“A Harlot Disguised as a Reporter”

ESPN’s very good Nine for IX series continues tonight with Let Them Wear Towels, a documentary about the first female reporters to work in men’s locker rooms in the ’70s and ’80s. Robin Herman was one of two women to break the sex barrier in the locker room in 1975, as a 23-year-old reporter covering the 1975 NHL All-Star game in Montreal for the New York Times. Here’s Herman talking about her experience in the Times back in 2010:

Herman and another woman — a Montreal radio reporter, Marcel St. Cyr — gathered with other reporters after the game and walked in to conduct postgame interviews. Except she and St. Cyr instantly became the news, and television cameras swung to them. They were believed to be the first women admitted to the locker room of a North American professional sports team.

“I kept saying, ‘I’m not the story; the game is the story,’ ” Herman said, reflecting on the night. “But of course that wasn’t the case. The game was boring.
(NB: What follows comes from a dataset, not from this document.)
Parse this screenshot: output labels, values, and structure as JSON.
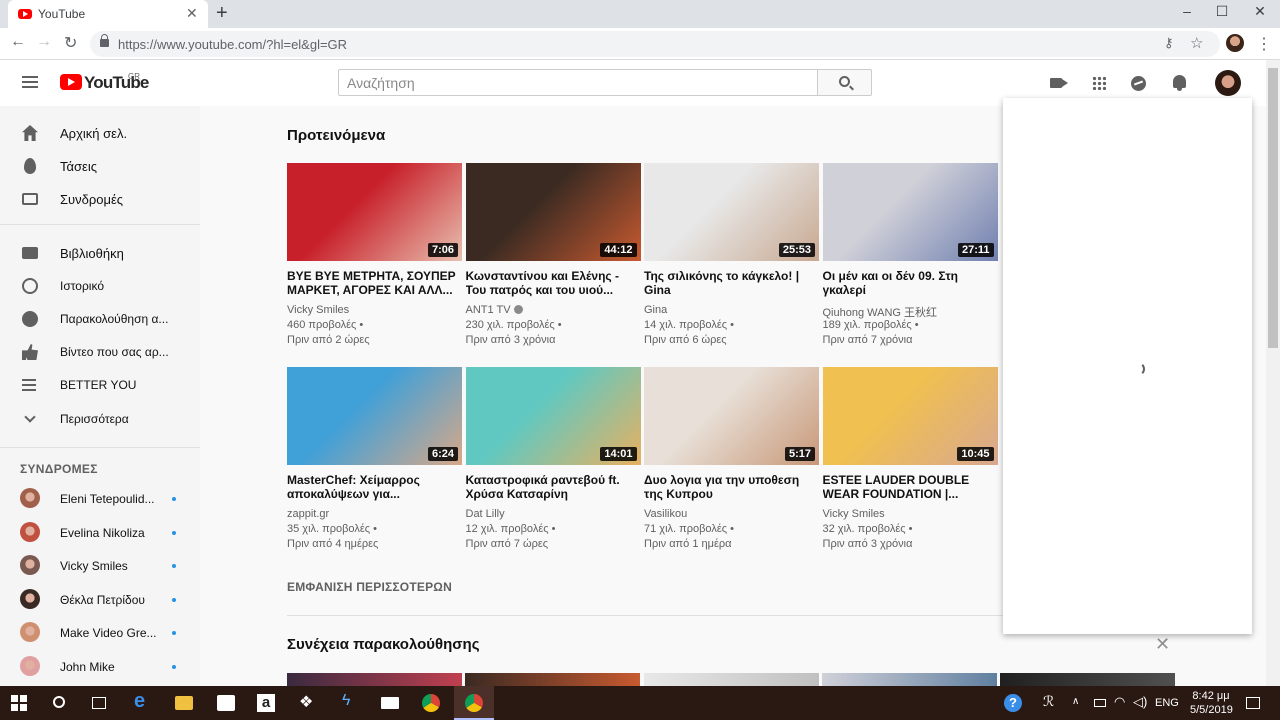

A girl in the locker room was a story.”

There are countless anecdotes Let Them Wear Towels could pull from, both old and new, in which the women attempting to do their work weren’t merely treated as spectacles, but also as targets. Recall reporter Paola Boivin, who had a jockstrap slung at her in the St. Louis Cardinals locker room in 1985, or Joan Ryan of the Orlando Sentinel, who had a razor handle run up her leg in a USFL locker room that same year, or Lisa Olson, who was sexually abused in the New England Patriots locker room in 1990 and harassed so vigorously for speaking out against her treatment that she eventually moved to Australia.

In one promotional clip, Herman reads from her own first batch of hate mail [sic’d, and transcribed from the clip]:

Dear Miss Herman,

It’s hard to address a harlot disguised as a reporter, but I just want to warn you that you cannot do such a thing with impunity. It’s wrong, no matter how many women libers might dumbly applaud it (by the way).
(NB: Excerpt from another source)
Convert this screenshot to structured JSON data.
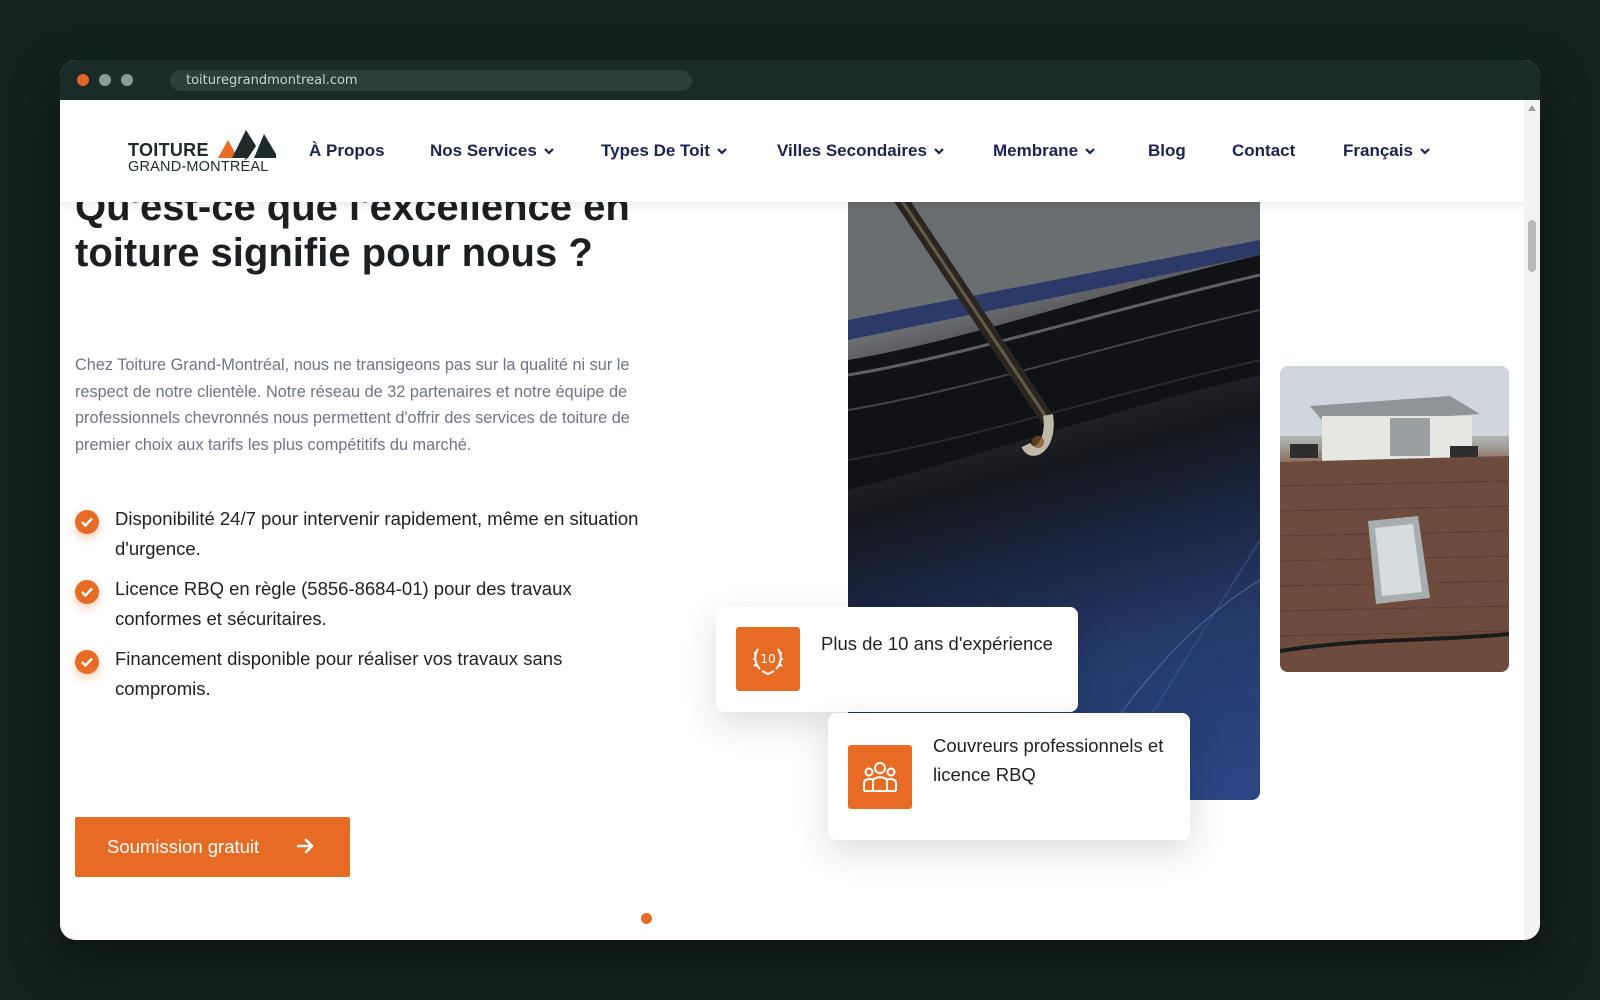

If there had been any real, real men in the locker room, you would have been kicked out on your prostitutional ass. May this happen if there is anything to wake you up to your horrendously bad example. Surely you shall regret this and regret it bitterly.

“It was at the height of the women’s movement,” Herman said in 2010. “It was important to be bold.”

Let Them Wear Towels airs on ESPN tonight at 8 p.m. ET.